Yes, you read the title correctly, birth mother anger. As I Googled this topic, I was surprised to find that there isn’t anything out in internet-land about it. There were two blogs in which birth mothers expressed their anger, but the articles quickly turned to adoptee anger at birth mothers. There were pages and pages of those articles. Surely someone must have studied the anger that birth mothers feel.
I suppose I shouldn’t be too surprised. In my almost 32 years since becoming a birth mother, my openness has been met with confusion, strange looks, and even, “You shouldn’t talk about that!” Certainly there have been those who have supportive and kind, and many are very curious and want to know more, but if I had a dollar for every negative reaction to my experiences . . . well, you know how that goes.
Before I move forward, I need to clarify some things. First of all, not all adoptions are by choice. There are many women around the world, and, yes, even in America who have been forced or coerced into placing their child for adoption. In a previous article, I explained the psychological consequences of placing a child, which includes Complicated Grief Disorder (CGD), Prolonged Grief Disorder (PGD), and Post Traumatic Stress Disorder (PTSD) (March, 2014). For those who were forced or coerced into adoption, I am certain that they deal with these psychological issues x10.
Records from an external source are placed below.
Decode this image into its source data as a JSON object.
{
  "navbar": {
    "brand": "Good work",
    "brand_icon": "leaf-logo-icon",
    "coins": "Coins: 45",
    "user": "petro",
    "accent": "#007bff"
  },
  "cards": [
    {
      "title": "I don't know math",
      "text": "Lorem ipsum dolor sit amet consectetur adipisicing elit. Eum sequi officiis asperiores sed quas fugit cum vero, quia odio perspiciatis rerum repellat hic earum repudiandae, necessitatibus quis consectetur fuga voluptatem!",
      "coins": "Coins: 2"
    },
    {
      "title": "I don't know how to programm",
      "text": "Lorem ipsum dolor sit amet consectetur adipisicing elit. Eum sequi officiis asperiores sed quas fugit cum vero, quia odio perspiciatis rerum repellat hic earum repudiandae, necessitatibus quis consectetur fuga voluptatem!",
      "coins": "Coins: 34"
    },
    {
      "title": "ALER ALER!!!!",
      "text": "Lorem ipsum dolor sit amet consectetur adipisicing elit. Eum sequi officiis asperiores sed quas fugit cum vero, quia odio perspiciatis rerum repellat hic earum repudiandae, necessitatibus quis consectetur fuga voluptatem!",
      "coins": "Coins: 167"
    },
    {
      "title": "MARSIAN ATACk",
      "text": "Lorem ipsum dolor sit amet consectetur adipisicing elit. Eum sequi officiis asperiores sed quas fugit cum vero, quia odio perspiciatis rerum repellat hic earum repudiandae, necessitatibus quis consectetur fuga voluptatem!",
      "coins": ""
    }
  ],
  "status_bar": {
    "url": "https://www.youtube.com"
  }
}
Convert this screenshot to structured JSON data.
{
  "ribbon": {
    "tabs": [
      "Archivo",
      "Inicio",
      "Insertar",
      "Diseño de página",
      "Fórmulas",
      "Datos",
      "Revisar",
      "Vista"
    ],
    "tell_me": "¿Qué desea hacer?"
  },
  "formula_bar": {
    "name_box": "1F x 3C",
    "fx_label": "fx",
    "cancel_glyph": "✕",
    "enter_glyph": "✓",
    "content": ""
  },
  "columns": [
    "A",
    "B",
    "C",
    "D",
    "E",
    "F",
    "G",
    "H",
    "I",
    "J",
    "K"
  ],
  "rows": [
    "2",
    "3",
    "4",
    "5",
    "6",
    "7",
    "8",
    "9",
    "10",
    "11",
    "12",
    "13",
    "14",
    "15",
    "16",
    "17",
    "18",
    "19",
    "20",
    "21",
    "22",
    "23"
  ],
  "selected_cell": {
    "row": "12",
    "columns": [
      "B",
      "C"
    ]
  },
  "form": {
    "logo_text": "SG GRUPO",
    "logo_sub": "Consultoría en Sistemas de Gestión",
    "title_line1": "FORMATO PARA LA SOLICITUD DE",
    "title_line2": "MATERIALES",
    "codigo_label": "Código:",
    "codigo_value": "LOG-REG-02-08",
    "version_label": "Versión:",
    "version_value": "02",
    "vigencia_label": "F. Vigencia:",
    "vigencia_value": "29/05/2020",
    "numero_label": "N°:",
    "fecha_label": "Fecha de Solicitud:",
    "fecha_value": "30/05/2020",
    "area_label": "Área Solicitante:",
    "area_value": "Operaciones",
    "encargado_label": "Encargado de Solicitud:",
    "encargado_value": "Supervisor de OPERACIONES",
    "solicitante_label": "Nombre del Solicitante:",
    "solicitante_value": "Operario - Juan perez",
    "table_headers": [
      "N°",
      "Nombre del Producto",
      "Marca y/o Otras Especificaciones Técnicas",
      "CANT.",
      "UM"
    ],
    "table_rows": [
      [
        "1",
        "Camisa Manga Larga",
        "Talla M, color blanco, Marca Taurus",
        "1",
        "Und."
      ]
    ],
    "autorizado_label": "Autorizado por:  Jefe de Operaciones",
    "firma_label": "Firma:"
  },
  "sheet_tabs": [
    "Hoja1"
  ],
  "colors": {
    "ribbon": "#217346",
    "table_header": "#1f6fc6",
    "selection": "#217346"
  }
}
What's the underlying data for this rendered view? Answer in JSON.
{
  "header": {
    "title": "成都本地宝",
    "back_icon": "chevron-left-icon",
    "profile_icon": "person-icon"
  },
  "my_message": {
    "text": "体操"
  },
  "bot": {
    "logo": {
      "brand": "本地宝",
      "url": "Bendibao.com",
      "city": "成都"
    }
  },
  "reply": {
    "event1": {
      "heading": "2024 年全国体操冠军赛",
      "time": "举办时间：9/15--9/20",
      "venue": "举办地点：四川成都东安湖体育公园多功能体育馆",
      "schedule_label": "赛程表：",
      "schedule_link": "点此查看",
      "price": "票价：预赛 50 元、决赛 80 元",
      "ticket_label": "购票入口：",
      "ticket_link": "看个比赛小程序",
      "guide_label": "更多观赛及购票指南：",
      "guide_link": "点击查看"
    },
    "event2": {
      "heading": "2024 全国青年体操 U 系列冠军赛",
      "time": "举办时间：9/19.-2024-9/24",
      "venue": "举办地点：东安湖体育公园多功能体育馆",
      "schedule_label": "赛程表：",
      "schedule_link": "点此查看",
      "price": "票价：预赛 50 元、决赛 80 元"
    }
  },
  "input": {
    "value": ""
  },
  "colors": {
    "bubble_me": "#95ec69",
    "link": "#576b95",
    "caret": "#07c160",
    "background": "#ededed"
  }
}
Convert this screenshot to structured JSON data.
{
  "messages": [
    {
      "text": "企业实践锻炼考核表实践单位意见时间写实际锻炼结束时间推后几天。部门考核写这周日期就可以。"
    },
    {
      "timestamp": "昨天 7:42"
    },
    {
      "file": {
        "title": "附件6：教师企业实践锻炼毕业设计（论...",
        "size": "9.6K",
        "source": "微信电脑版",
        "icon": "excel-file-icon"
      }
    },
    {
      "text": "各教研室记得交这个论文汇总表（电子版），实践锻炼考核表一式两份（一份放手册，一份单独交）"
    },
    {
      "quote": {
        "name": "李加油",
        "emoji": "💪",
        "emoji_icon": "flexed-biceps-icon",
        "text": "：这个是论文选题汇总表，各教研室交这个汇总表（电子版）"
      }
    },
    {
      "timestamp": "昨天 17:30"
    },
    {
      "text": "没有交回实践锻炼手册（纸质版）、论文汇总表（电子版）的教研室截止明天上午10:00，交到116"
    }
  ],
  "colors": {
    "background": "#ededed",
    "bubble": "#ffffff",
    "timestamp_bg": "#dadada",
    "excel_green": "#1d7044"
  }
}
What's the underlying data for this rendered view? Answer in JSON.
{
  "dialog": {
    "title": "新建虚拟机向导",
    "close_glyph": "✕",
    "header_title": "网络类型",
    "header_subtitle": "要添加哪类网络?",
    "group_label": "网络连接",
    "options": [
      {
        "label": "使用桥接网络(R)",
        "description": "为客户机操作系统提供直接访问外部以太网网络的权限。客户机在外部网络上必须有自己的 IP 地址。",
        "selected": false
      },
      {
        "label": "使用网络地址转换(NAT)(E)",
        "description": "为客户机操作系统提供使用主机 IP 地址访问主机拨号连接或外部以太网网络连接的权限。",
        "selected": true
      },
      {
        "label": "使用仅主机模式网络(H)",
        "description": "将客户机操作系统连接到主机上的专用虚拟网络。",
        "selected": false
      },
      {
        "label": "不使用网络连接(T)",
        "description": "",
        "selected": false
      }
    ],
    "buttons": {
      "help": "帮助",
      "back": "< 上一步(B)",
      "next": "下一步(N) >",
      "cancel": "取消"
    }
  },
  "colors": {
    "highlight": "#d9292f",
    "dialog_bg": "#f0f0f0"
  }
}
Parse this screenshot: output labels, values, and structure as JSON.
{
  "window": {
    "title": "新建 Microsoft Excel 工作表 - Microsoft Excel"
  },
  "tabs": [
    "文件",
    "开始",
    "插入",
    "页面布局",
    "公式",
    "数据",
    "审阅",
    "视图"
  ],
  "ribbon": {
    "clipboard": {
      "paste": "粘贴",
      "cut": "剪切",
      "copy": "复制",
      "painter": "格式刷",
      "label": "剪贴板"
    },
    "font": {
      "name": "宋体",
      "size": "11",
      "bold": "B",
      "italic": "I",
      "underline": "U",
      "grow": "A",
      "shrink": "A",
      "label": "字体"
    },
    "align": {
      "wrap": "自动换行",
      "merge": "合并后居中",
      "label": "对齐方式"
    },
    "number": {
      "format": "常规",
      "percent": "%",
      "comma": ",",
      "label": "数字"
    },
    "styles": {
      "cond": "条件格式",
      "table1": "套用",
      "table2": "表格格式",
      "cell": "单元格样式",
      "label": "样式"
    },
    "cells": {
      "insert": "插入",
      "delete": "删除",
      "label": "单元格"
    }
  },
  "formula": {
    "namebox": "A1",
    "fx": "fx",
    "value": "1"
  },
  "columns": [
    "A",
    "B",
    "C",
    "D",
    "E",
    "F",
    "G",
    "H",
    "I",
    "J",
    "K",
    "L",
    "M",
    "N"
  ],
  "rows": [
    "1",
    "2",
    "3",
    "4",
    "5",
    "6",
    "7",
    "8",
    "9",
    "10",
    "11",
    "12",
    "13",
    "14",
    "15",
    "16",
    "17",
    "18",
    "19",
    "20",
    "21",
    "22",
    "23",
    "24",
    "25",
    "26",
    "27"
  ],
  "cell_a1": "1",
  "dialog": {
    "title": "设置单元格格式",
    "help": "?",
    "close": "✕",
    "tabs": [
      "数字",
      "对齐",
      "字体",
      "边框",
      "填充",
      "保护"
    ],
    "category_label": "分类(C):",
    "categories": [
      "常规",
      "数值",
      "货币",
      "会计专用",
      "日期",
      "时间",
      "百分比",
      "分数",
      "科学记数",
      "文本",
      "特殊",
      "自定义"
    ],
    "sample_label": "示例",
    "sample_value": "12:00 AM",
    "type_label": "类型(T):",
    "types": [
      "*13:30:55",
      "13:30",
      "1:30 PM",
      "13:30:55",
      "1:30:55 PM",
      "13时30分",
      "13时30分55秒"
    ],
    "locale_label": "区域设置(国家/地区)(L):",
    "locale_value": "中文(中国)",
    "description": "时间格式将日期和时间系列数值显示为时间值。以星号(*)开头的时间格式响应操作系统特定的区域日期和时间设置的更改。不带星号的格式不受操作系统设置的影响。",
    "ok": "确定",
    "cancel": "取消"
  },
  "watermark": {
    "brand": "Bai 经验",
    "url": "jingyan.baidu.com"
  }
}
I want to stress, however, that not all adoptions happened because of force or coercion. For many birth mothers, we became birth mothers simply and truly, 100% by choice. No one forced or coerced us. Some have regrets about their decision, while others do not.
I am a birth mother by choice and have no regrets whatsoever. Even so, I have struggled with all three psychological disorders that commonly affect birth mothers. I have also experienced intense anger. Frank Herbert once said, “How often it is that the angry man rages denial of what his inner self is telling him.”
In the months and years after my son’s birth, I found that I was more easily angered than prior to his placement. My anger was also often more intense than normal. While I was never in a complete rage or not in control, I did not like this part of me and became very frustrated when it occurred. For a while, I blamed post-pregnancy hormones, but you can only get away with that for a few months. Three years after his birth, the anger was as quick and intense as ever, but I began to not be okay with it. I was naturally not an angry person. Sure, I got angry, but I wasn’t a naturally angry person; yet, that anger seemed to be just below the surface. I wasn’t obviously angry all the time. My friends and family often said that I was sure dealing with things really well. They didn’t know that I was about to boil over.
In the month of my son’s third birthday, I was, as they say, a hot mess. The anger could not be contained. I kept snapping at people and had absolutely no patience. I muttered and complained and stomped around. My roommates asked if I was okay. I angrily said that I was “FINE!” I snapped at my parents when they called. I even was short-tempered with my fiancé (now my husband). After a short-tempered conversation, my fiancé asked, “When was Joey (my birth son) born?”
“It’s November. Could that be what’s going on?”
I acknowledged it could be. After the phone call, his words would not leave me. I was always sad and a bit moody in November, but everyone was saying I was mad all the time. Was I angry? If so, why? I didn’t have anything to be angry about. I had made the choice to place my child myself. No one had hurt me or forced me in any way. I knew that it had been the right decision not only for him but also for myself. I was in college, pursuing a lifelong dream. I had the most amazing friends I had ever had. I was getting married to a wonderful guy in a few months. I had parents who loved and supported me. I was strong. I was healthy. I was smart. What was wrong with me?
It then dawned on me. I was angry with me. I was angry that I had gotten pregnant in the first place. I was angry that because of my stupidity I had to tell my fiancé that I had a child. I was so grateful that he loved me and stuck with me in spite of my past, but I shouldn’t have let it happen in the first place. I was angry that I grieved. I was angry that people treated me differently when they found out. I was angry that I wouldn’t know my son or his family. I was angry that I had to mature before my classmates. I was simply angry.
Anger and happiness cannot abide in the same space. It occurred to me that I was holding myself back from a world of joy. Until I forgave myself and loved myself for who I was—and why I was that way—then I would walk through life pretending to be happy but not really being happy. I then realized that because of my upcoming marriage, it was possible that I could be a mom in a relatively short period of time. I didn’t want my children to have an angry, unhappy mother. I needed to forgive myself and let go.
I wish I could say it happened that instant—that I was able to forgive myself and be instantly happy. I wasn’t. What I was able to do, however, was begin to work on it. Little by little I found myself again and realized that I actually liked myself. I got married and had three children of my own, which brought inexplicable happiness. Then, on that sacred day decades later, I was reunited with my first son. Because I had let go of self-anger, all that has been left of that particular part of my story is absolute pure joy.
Herbert, F. (1990). Dune. New York: Ace Publishing.
March, K. (2014). Birth mother grief and the challenge of adoption reunion contact. American Journal of Orthopsychiatry. 409-409.